As time has passed, students have come and gone. Professors graduate from regulars to retirees. There have been many changes in the constitution of his customers, but if someone has a distinctive voice or a regular purchase, Dwight said he will sometimes remember them for a very long time.

“There was one guy I remember from even when we were upstairs. He came in and got a Mountain Dew every day, and that’s all he ever got. And then we moved down here… he was still coming,” Dwight said.

“And then, a couple of years ago, this guy came in and he wanted to buy a Mountain Dew, and it had been probably 10 years since I had talked to him.

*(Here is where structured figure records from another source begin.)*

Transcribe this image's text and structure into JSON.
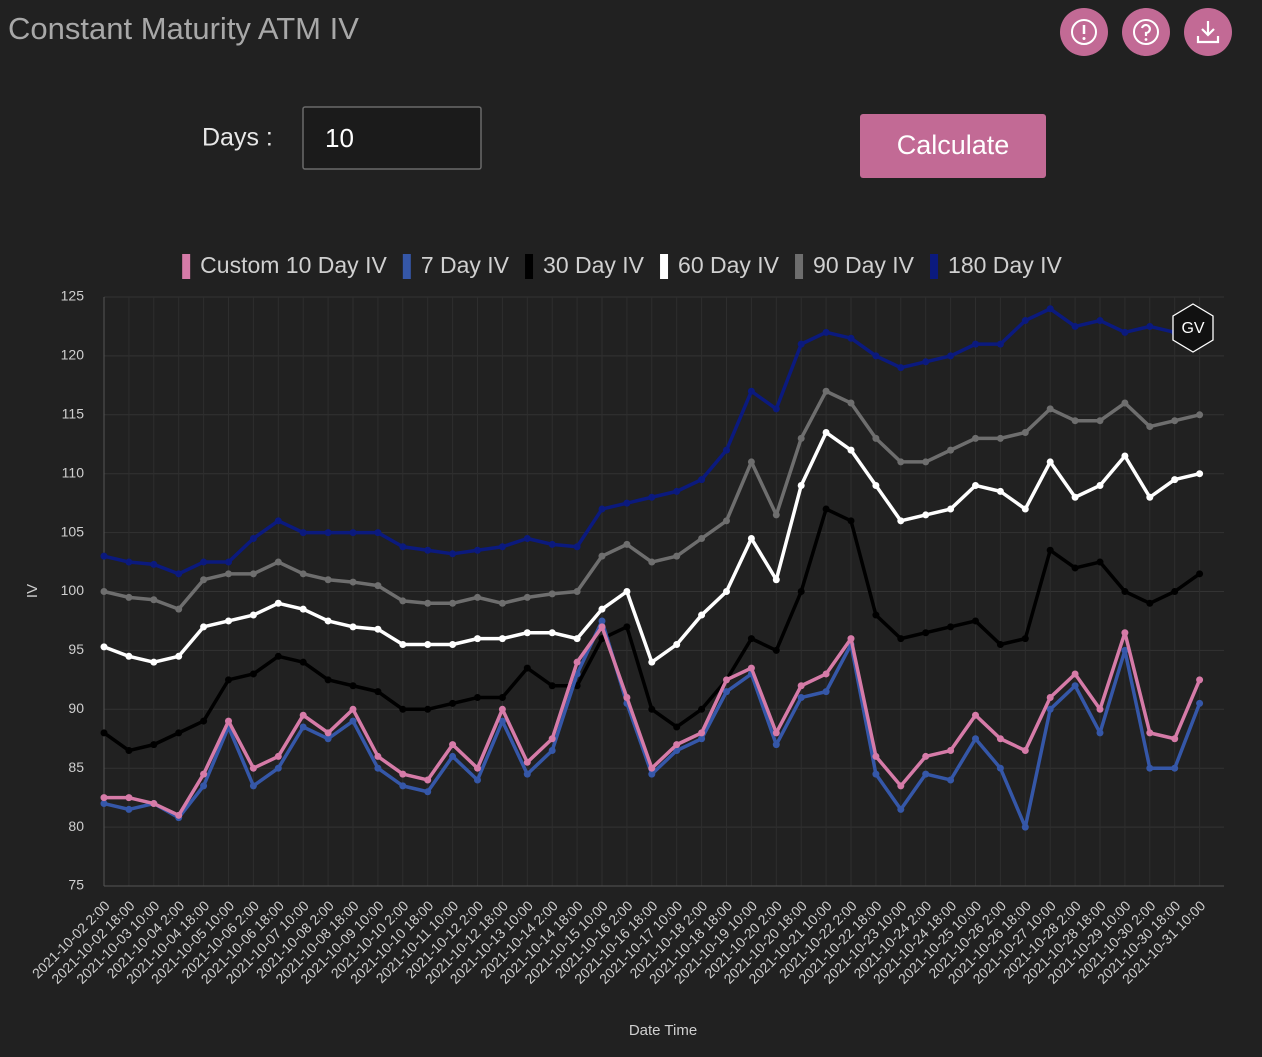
{
  "page": {
    "title": "Constant Maturity ATM IV"
  },
  "controls": {
    "days_label": "Days :",
    "days_value": "10",
    "button": "Calculate"
  },
  "chart_data": {
    "type": "line",
    "x_label": "Date Time",
    "y_label": "IV",
    "watermark": "GV",
    "categories": [
      "2021-10-02 2:00",
      "2021-10-02 18:00",
      "2021-10-03 10:00",
      "2021-10-04 2:00",
      "2021-10-04 18:00",
      "2021-10-05 10:00",
      "2021-10-06 2:00",
      "2021-10-06 18:00",
      "2021-10-07 10:00",
      "2021-10-08 2:00",
      "2021-10-08 18:00",
      "2021-10-09 10:00",
      "2021-10-10 2:00",
      "2021-10-10 18:00",
      "2021-10-11 10:00",
      "2021-10-12 2:00",
      "2021-10-12 18:00",
      "2021-10-13 10:00",
      "2021-10-14 2:00",
      "2021-10-14 18:00",
      "2021-10-15 10:00",
      "2021-10-16 2:00",
      "2021-10-16 18:00",
      "2021-10-17 10:00",
      "2021-10-18 2:00",
      "2021-10-18 18:00",
      "2021-10-19 10:00",
      "2021-10-20 2:00",
      "2021-10-20 18:00",
      "2021-10-21 10:00",
      "2021-10-22 2:00",
      "2021-10-22 18:00",
      "2021-10-23 10:00",
      "2021-10-24 2:00",
      "2021-10-24 18:00",
      "2021-10-25 10:00",
      "2021-10-26 2:00",
      "2021-10-26 18:00",
      "2021-10-27 10:00",
      "2021-10-28 2:00",
      "2021-10-28 18:00",
      "2021-10-29 10:00",
      "2021-10-30 2:00",
      "2021-10-30 18:00",
      "2021-10-31 10:00"
    ],
    "series": [
      {
        "name": "Custom 10 Day IV",
        "color": "#d67ba8",
        "values": [
          82.5,
          82.5,
          82,
          81,
          84.5,
          89,
          85,
          86,
          89.5,
          88,
          90,
          86,
          84.5,
          84,
          87,
          85,
          90,
          85.5,
          87.5,
          94,
          97,
          91,
          85,
          87,
          88,
          92.5,
          93.5,
          88,
          92,
          93,
          96,
          86,
          83.5,
          86,
          86.5,
          89.5,
          87.5,
          86.5,
          91,
          93,
          90,
          96.5,
          88,
          87.5,
          92.5
        ]
      },
      {
        "name": "7 Day IV",
        "color": "#3557a8",
        "values": [
          82,
          81.5,
          82,
          80.8,
          83.5,
          88.5,
          83.5,
          85,
          88.5,
          87.5,
          89,
          85,
          83.5,
          83,
          86,
          84,
          89,
          84.5,
          86.5,
          93,
          97.5,
          90.5,
          84.5,
          86.5,
          87.5,
          91.5,
          93,
          87,
          91,
          91.5,
          95.5,
          84.5,
          81.5,
          84.5,
          84,
          87.5,
          85,
          80,
          90,
          92,
          88,
          95,
          85,
          85,
          90.5
        ]
      },
      {
        "name": "30 Day IV",
        "color": "#000000",
        "values": [
          88,
          86.5,
          87,
          88,
          89,
          92.5,
          93,
          94.5,
          94,
          92.5,
          92,
          91.5,
          90,
          90,
          90.5,
          91,
          91,
          93.5,
          92,
          92,
          96,
          97,
          90,
          88.5,
          90,
          92.5,
          96,
          95,
          100,
          107,
          106,
          98,
          96,
          96.5,
          97,
          97.5,
          95.5,
          96,
          103.5,
          102,
          102.5,
          100,
          99,
          100,
          101.5
        ]
      },
      {
        "name": "60 Day IV",
        "color": "#ffffff",
        "values": [
          95.3,
          94.5,
          94,
          94.5,
          97,
          97.5,
          98,
          99,
          98.5,
          97.5,
          97,
          96.8,
          95.5,
          95.5,
          95.5,
          96,
          96,
          96.5,
          96.5,
          96,
          98.5,
          100,
          94,
          95.5,
          98,
          100,
          104.5,
          101,
          109,
          113.5,
          112,
          109,
          106,
          106.5,
          107,
          109,
          108.5,
          107,
          111,
          108,
          109,
          111.5,
          108,
          109.5,
          110
        ]
      },
      {
        "name": "90 Day IV",
        "color": "#6e6e6e",
        "values": [
          100,
          99.5,
          99.3,
          98.5,
          101,
          101.5,
          101.5,
          102.5,
          101.5,
          101,
          100.8,
          100.5,
          99.2,
          99,
          99,
          99.5,
          99,
          99.5,
          99.8,
          100,
          103,
          104,
          102.5,
          103,
          104.5,
          106,
          111,
          106.5,
          113,
          117,
          116,
          113,
          111,
          111,
          112,
          113,
          113,
          113.5,
          115.5,
          114.5,
          114.5,
          116,
          114,
          114.5,
          115
        ]
      },
      {
        "name": "180 Day IV",
        "color": "#0b1a7e",
        "values": [
          103,
          102.5,
          102.3,
          101.5,
          102.5,
          102.5,
          104.5,
          106,
          105,
          105,
          105,
          105,
          103.8,
          103.5,
          103.2,
          103.5,
          103.8,
          104.5,
          104,
          103.8,
          107,
          107.5,
          108,
          108.5,
          109.5,
          112,
          117,
          115.5,
          121,
          122,
          121.5,
          120,
          119,
          119.5,
          120,
          121,
          121,
          123,
          124,
          122.5,
          123,
          122,
          122.5,
          122,
          122.5
        ]
      }
    ],
    "ylim": [
      75,
      125
    ],
    "yticks": [
      75,
      80,
      85,
      90,
      95,
      100,
      105,
      110,
      115,
      120,
      125
    ],
    "grid": true
  }
}
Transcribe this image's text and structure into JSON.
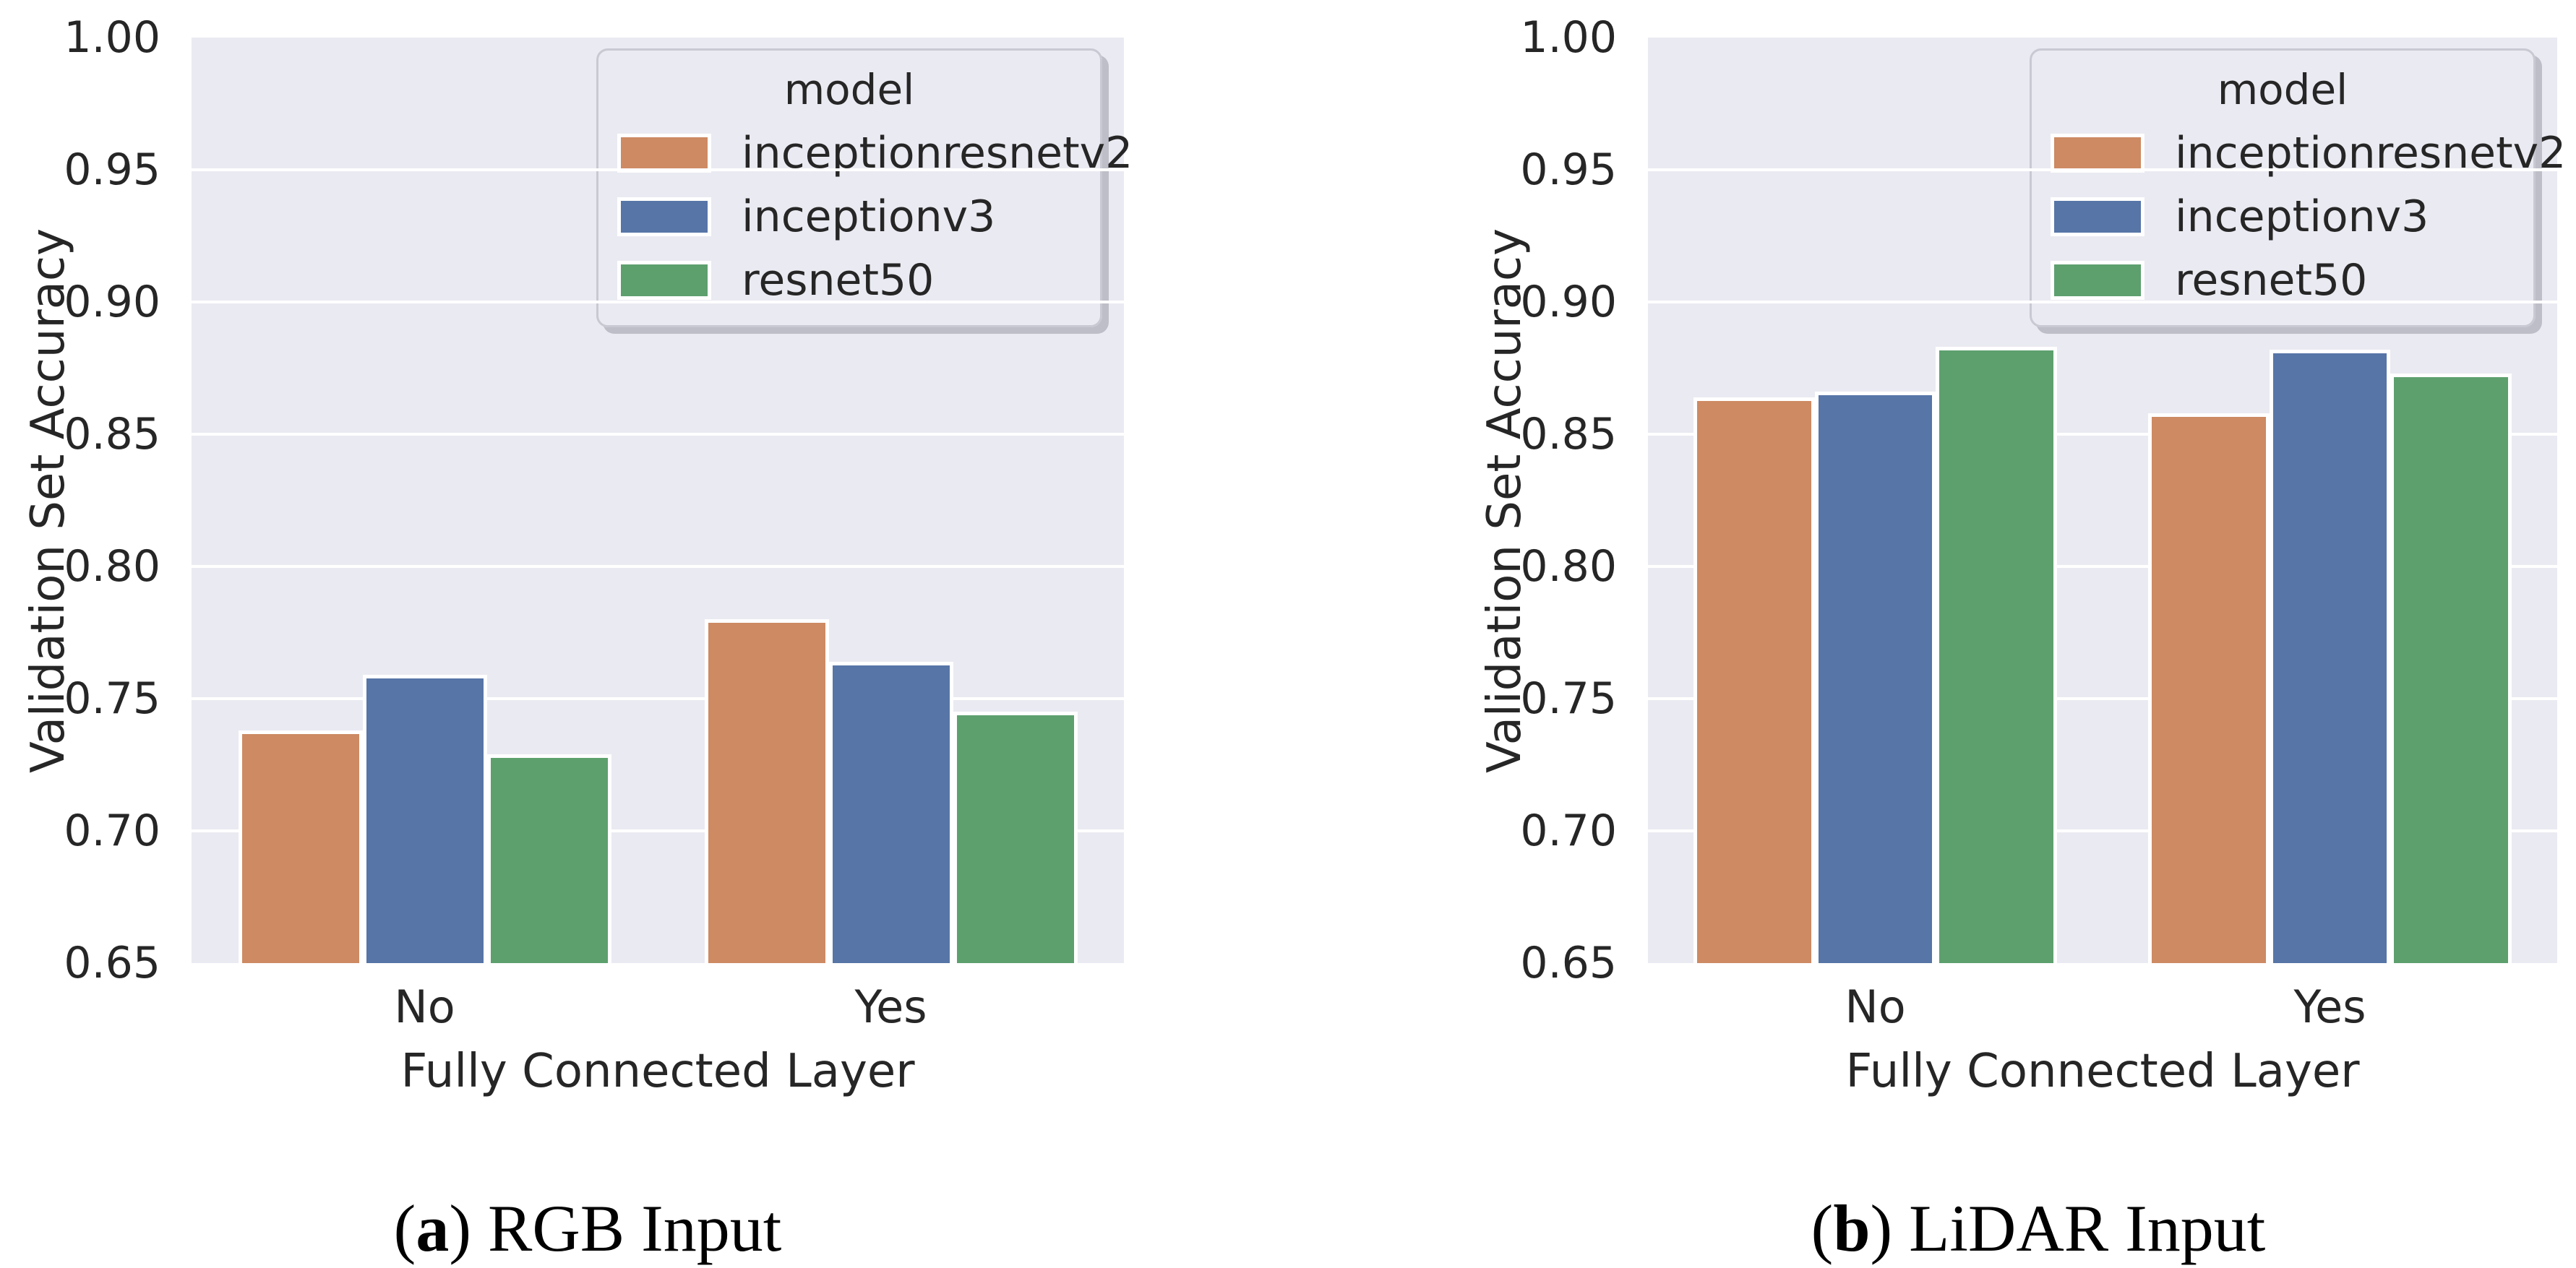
{
  "figure": {
    "background": "#ffffff",
    "text_color": "#262626",
    "plot_background": "#EAEAF2",
    "grid_color": "#ffffff"
  },
  "chart_data": [
    {
      "type": "bar",
      "panel": "a",
      "caption": {
        "open": "(",
        "letter": "a",
        "close": ")",
        "text": " RGB Input"
      },
      "xlabel": "Fully Connected Layer",
      "ylabel": "Validation Set Accuracy",
      "categories": [
        "No",
        "Yes"
      ],
      "ylim": [
        0.65,
        1.0
      ],
      "yticklabels": [
        "1.00",
        "0.95",
        "0.90",
        "0.85",
        "0.80",
        "0.75",
        "0.70",
        "0.65"
      ],
      "grid": true,
      "legend": {
        "title": "model",
        "position": "upper right"
      },
      "series": [
        {
          "name": "inceptionresnetv2",
          "color": "#CD8A63",
          "values": [
            0.738,
            0.78
          ]
        },
        {
          "name": "inceptionv3",
          "color": "#5775A7",
          "values": [
            0.759,
            0.764
          ]
        },
        {
          "name": "resnet50",
          "color": "#5DA06E",
          "values": [
            0.729,
            0.745
          ]
        }
      ]
    },
    {
      "type": "bar",
      "panel": "b",
      "caption": {
        "open": "(",
        "letter": "b",
        "close": ")",
        "text": " LiDAR Input"
      },
      "xlabel": "Fully Connected Layer",
      "ylabel": "Validation Set Accuracy",
      "categories": [
        "No",
        "Yes"
      ],
      "ylim": [
        0.65,
        1.0
      ],
      "yticklabels": [
        "1.00",
        "0.95",
        "0.90",
        "0.85",
        "0.80",
        "0.75",
        "0.70",
        "0.65"
      ],
      "grid": true,
      "legend": {
        "title": "model",
        "position": "upper right"
      },
      "series": [
        {
          "name": "inceptionresnetv2",
          "color": "#CD8A63",
          "values": [
            0.864,
            0.858
          ]
        },
        {
          "name": "inceptionv3",
          "color": "#5775A7",
          "values": [
            0.866,
            0.882
          ]
        },
        {
          "name": "resnet50",
          "color": "#5DA06E",
          "values": [
            0.883,
            0.873
          ]
        }
      ]
    }
  ]
}
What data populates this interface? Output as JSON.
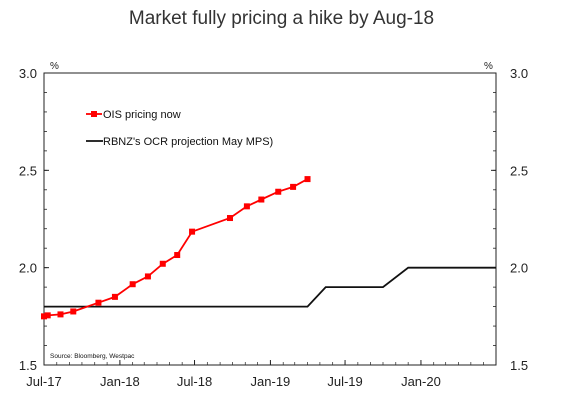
{
  "title": "Market fully pricing a hike by Aug-18",
  "chart_data": {
    "type": "line",
    "title": "Market fully pricing a hike by Aug-18",
    "y_unit_left": "%",
    "y_unit_right": "%",
    "ylim": [
      1.5,
      3.0
    ],
    "y_ticks": [
      "1.5",
      "2.0",
      "2.5",
      "3.0"
    ],
    "x_ticks": [
      "Jul-17",
      "Jan-18",
      "Jul-18",
      "Jan-19",
      "Jul-19",
      "Jan-20"
    ],
    "x_start": "2017-07-01",
    "x_end": "2020-07-01",
    "grid": false,
    "legend_position": "top-left",
    "source": "Source: Bloomberg, Westpac",
    "series": [
      {
        "name": "OIS pricing now",
        "color": "#ff0000",
        "marker": "square",
        "points": [
          {
            "x": "2017-07-01",
            "y": 1.75
          },
          {
            "x": "2017-07-10",
            "y": 1.755
          },
          {
            "x": "2017-08-10",
            "y": 1.76
          },
          {
            "x": "2017-09-10",
            "y": 1.775
          },
          {
            "x": "2017-11-10",
            "y": 1.82
          },
          {
            "x": "2017-12-20",
            "y": 1.85
          },
          {
            "x": "2018-02-01",
            "y": 1.915
          },
          {
            "x": "2018-03-10",
            "y": 1.955
          },
          {
            "x": "2018-04-15",
            "y": 2.02
          },
          {
            "x": "2018-05-20",
            "y": 2.065
          },
          {
            "x": "2018-06-25",
            "y": 2.185
          },
          {
            "x": "2018-09-25",
            "y": 2.255
          },
          {
            "x": "2018-11-05",
            "y": 2.315
          },
          {
            "x": "2018-12-10",
            "y": 2.35
          },
          {
            "x": "2019-01-20",
            "y": 2.39
          },
          {
            "x": "2019-02-25",
            "y": 2.415
          },
          {
            "x": "2019-04-01",
            "y": 2.455
          }
        ]
      },
      {
        "name": "RBNZ's OCR projection May MPS)",
        "color": "#111111",
        "marker": "none",
        "points": [
          {
            "x": "2017-07-01",
            "y": 1.8
          },
          {
            "x": "2019-04-01",
            "y": 1.8
          },
          {
            "x": "2019-05-15",
            "y": 1.9
          },
          {
            "x": "2019-10-01",
            "y": 1.9
          },
          {
            "x": "2019-12-01",
            "y": 2.0
          },
          {
            "x": "2020-07-01",
            "y": 2.0
          }
        ]
      }
    ]
  }
}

And I said, ‘You used to be a student here.’ He said ‘Yeah.’ He said, ‘I remember you.’”

Dwight’s Mini Mart has been around long enough to see several generations of MTSU attendants, in fact.

“There have been other people who have come in and said they were students here and now they’re bringing their children here to be students on CUSTOMS,” said Dwight.

Despite all of the changes, many things remain constant.

“I think they, the students, are basically the same,” he said. “When they come in, a lot of them don’t know what they’re doing or why they’re here, but then if I get to know them over a four-year period they really change. And usually by the time they graduate they know where they’re going and why.”

Dwight said that he has no specific plans for retirement, only that he plans to continue to operate his business for as long as he’s healthy.

When he does decide to close up shop, Tennessee Business Enterprises will put the location back up for bids to any eligible blind person, and the chain of ownership will transfer in that way.

Until then, the Johnsons said they hope to see many more people come in to visit and get their candy fixes through this pandemic.

“We’re still here,” they said.

Author Darby McCarthy is currently an undergraduate student at MTSU, majoring in Journalism in the College of Media and Entertainment. The views and opinions expressed above are her own.